In 1997 mobile phones were still a luxury in the UK, but growing fast. To get them in people’s pockets, operators tempted us with some truly astounding deals. Incredulously, I paid £5 per month for unlimited off-peak calls and 100 SMSs. I’d be calling home every night, my mother thought. I’d be sending ‘I’m OK’ text messages 17 times a day. My mother thought…
In reality, the Nokia 3310’s primary use was for wiling away time between lectures, guiding an ever-growing pixelated line around its monochrome screen. I never did complete Snake II. I always called home on a Sunday, though.
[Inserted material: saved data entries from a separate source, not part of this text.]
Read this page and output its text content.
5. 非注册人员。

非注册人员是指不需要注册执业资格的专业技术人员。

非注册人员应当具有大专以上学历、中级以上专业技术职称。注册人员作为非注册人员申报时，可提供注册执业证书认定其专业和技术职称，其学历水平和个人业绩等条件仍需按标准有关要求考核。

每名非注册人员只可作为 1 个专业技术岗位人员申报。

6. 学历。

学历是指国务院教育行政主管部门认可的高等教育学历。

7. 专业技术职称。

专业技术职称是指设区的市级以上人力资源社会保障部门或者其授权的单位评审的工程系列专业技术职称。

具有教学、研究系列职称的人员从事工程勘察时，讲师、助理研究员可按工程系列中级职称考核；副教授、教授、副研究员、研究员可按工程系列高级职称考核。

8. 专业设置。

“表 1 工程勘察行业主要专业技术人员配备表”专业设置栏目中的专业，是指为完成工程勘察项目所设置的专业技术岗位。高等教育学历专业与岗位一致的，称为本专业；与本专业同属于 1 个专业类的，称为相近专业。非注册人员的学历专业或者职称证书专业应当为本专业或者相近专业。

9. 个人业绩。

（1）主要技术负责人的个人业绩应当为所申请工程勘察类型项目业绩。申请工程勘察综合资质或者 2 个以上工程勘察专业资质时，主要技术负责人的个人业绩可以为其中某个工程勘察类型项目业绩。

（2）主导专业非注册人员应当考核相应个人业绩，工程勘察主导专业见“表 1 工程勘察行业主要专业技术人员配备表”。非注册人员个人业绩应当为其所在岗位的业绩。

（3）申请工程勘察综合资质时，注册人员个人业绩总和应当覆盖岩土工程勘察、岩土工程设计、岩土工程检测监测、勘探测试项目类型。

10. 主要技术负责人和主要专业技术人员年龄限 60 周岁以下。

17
The Nokia 3310 was also a key product for my interest in the development of consumer technology. I was amazed at its ability to group SMS conversations together, like a chat thread. It could send text messages three-times longer than your usual mobile. It would predict what you wanted to type. And, by the end of my three years at journalism school, some of its successors (the Nokia 7110) could even connect to a primitive form of the internet, called WAP. This was the future. I was hooked.
The future arrives
Fourteen years as a technology journalist and I’ve been lucky enough to get to grips with almost every new slice of emerging consumer technology going. From TVs, tablets and digital photography to wearable tech, streaming hi-fi and apps, the pace of change has been breathtaking – in no small part, led by mobile phone advancement.
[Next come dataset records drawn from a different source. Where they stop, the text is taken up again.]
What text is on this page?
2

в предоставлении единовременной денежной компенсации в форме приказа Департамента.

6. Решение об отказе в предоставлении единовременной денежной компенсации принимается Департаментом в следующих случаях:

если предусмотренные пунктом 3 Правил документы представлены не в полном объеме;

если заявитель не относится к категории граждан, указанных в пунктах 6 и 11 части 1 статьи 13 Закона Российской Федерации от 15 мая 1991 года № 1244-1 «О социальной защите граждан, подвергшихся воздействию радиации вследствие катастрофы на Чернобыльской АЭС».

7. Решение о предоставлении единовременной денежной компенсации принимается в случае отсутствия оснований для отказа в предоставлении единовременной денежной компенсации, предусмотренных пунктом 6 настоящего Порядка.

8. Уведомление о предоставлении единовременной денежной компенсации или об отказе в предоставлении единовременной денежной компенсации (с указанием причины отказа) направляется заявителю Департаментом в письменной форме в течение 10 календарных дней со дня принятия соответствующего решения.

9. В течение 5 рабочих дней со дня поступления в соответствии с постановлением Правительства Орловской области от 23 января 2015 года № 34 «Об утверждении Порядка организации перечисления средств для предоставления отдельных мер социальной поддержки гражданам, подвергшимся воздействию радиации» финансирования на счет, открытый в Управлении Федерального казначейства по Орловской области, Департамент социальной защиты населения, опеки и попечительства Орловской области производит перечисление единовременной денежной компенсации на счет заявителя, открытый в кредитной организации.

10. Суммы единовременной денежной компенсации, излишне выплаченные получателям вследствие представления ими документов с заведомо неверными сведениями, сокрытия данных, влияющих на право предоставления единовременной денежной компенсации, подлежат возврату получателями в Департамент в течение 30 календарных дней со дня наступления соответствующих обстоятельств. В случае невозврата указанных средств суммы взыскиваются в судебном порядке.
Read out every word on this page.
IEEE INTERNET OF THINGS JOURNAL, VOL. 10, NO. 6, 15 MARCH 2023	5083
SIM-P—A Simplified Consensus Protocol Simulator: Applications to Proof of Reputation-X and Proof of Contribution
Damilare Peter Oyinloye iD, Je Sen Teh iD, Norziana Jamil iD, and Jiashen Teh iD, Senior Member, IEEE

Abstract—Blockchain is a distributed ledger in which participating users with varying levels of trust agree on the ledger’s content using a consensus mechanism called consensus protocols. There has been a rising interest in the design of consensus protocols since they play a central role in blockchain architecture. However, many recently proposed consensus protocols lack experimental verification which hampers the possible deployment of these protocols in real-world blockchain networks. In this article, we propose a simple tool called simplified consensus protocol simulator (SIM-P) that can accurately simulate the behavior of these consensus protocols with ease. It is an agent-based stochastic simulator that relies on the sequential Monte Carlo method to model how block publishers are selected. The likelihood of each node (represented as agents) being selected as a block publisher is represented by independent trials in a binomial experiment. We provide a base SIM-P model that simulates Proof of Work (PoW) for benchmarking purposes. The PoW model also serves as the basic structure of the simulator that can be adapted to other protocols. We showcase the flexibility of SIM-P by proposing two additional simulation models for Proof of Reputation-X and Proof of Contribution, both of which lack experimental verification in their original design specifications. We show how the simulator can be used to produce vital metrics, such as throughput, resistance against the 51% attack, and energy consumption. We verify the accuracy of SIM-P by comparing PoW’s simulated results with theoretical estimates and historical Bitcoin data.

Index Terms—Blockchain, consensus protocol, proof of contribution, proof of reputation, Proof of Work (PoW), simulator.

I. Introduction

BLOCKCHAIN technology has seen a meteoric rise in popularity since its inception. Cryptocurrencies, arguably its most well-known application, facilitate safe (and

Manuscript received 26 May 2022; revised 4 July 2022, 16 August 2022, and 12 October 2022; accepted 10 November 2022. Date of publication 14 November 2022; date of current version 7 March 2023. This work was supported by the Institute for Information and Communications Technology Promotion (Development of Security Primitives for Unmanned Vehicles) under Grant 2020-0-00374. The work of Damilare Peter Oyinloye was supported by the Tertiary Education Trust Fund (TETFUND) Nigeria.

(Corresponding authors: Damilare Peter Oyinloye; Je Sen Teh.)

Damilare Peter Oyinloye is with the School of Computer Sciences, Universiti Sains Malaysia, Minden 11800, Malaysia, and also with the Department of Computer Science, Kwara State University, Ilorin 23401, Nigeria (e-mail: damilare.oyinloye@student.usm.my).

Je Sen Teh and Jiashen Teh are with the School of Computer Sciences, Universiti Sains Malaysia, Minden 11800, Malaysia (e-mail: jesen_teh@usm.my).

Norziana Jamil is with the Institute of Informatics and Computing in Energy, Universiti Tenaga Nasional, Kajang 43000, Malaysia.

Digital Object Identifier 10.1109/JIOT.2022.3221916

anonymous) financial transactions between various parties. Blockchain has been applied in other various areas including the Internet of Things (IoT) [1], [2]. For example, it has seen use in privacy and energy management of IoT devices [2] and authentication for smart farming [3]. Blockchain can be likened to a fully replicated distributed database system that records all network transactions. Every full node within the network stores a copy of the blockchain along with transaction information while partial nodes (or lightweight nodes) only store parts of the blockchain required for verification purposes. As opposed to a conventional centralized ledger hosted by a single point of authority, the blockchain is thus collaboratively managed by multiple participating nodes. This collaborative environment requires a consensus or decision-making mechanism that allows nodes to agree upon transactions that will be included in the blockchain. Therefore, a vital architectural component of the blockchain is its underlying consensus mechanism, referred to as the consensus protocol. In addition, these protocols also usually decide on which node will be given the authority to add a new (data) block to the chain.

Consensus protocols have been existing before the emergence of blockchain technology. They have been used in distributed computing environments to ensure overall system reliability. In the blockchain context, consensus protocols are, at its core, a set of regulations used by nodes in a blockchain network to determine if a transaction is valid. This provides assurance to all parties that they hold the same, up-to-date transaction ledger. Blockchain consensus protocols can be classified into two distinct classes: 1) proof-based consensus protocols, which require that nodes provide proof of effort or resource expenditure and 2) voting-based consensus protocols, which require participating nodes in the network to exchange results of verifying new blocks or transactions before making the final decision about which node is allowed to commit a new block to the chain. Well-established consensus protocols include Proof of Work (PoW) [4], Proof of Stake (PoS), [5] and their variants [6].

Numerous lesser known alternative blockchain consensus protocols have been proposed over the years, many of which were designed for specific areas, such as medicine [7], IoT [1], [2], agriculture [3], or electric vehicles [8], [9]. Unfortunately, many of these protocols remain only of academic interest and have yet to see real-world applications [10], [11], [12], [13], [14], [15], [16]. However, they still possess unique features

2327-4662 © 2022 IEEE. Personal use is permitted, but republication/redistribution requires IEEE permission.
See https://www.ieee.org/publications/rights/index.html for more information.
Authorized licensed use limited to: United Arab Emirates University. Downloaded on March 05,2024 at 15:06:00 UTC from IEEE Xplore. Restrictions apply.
And I’ve owned almost every new device, albeit for a couple of weeks at a time, since space-year 2000. Call it a succession of short-term flings but with long-term substance.
From my very first Nokia 3310 to my current Windows-toting Lumia 925 (with the Nokia 6630 and N90 in between) it showcases how years of forward-thinking hardware design can work in unison with the latest in mobile OS evolution to create some truly innovative products.
I arrive at Nokia Conversations at a genuinely exciting time for Lumia and Nokia mobile phones. 2013 was a huge year for Lumia and Asha and I predict 2014 will be even better!
My name is Luke, and I’m a new editor here on Conversations. I look forward to bringing you the news, stories and developments as they happen.